The new entity will draw together 11 retail locations operated by Glass House, which include stores under the Farmacy, Natural Healing Center and Pottery banners, with 12 dispensaries and associated home delivery services that Vireo acquired from Eaze Inc. earlier this year. A preferential supply agreement with Glass House’s large-scale cultivation business will back the combined platform.
Subject to regulatory review and standard closing conditions, the venture is structured so each company receives equal ownership. After five years, Vireo will hold an option to purchase Glass House’s stake, while Glass House retains a reciprocal right to sell its interest.
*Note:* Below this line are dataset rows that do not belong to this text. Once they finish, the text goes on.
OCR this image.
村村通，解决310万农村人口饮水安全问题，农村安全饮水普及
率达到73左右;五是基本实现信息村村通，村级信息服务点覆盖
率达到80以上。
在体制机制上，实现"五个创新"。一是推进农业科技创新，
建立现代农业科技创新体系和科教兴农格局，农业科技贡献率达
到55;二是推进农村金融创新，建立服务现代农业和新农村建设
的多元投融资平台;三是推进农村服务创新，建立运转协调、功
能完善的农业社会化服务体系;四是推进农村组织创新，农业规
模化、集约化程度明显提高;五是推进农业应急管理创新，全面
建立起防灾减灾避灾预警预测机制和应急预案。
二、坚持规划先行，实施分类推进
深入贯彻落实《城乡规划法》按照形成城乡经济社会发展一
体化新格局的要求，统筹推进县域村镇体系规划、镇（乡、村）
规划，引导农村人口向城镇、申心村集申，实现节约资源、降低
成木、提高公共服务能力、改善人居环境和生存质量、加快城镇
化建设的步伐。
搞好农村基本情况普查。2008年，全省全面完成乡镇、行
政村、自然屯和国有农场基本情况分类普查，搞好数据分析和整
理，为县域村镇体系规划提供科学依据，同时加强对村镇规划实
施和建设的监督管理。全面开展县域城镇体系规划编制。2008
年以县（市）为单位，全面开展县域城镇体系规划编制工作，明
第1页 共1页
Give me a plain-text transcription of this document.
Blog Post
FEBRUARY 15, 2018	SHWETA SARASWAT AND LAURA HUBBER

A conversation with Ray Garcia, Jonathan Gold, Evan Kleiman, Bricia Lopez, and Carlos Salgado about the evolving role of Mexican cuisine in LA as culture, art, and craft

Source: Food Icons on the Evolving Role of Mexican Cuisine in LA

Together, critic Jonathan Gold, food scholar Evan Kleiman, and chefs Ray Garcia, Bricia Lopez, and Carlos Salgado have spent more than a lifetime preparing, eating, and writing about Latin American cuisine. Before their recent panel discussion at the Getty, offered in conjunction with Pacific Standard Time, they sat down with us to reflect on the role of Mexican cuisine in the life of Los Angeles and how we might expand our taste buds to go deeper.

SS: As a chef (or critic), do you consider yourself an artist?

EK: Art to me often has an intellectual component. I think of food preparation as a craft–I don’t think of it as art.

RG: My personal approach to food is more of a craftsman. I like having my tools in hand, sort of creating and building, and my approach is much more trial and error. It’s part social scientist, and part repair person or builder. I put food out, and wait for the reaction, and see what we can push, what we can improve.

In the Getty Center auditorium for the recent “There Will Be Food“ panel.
Cory Azzalino, Vireo’s president for California and former CEO of Eaze, has been named chief executive of the joint venture and will direct operations along with any future acquisitions or expansions.
Kyle Kazan, co-founder, chairman and CEO of Glass House, said the arrangement lets the partners address pricing pressures in California’s market while keeping Glass House’s core focus on efficient production and biomass sales to other legal jurisdictions outside the state. “California remains the world’s largest legal Cannabis market, and this joint venture allows us to unlock its potential in a way neither company could achieve alone,” he stated in the joint release.
John Mazarakis, chief executive of Vireo, called Glass House the right collaborator. “Their production scale and brand strength, combined with Vireo’s retail depth and access to one of the industry’s leading technology-based delivery platforms, creates a joint venture greater than the sum of its parts,” he said. The companies added that delivery services through the Eaze platform will reach areas with limited storefront access and help support competitive pricing for the regulated market.
Azzalino said he welcomed the chance to lead the platform. “Our combined retail and delivery network gives us the reach and resources to bring high-quality, affordable Cannabis to consumers across California, including underserved communities, while pursuing disciplined growth that strengthens the legal market for the long term,” he noted.
This deal stands out for its measured approach to scale in a high-volume but margin-challenged state. By aligning retail footprints with reliable low-cost supply, the partners gain operational efficiencies that individual operators have struggled to secure on their own. The five-year buy-sell provision builds in clear exit paths, giving both companies room to reassess as broader industry consolidation plays out. In the end, the transaction underscores how targeted partnerships can sharpen competitive positioning without forcing full integration or diverting capital from other priorities.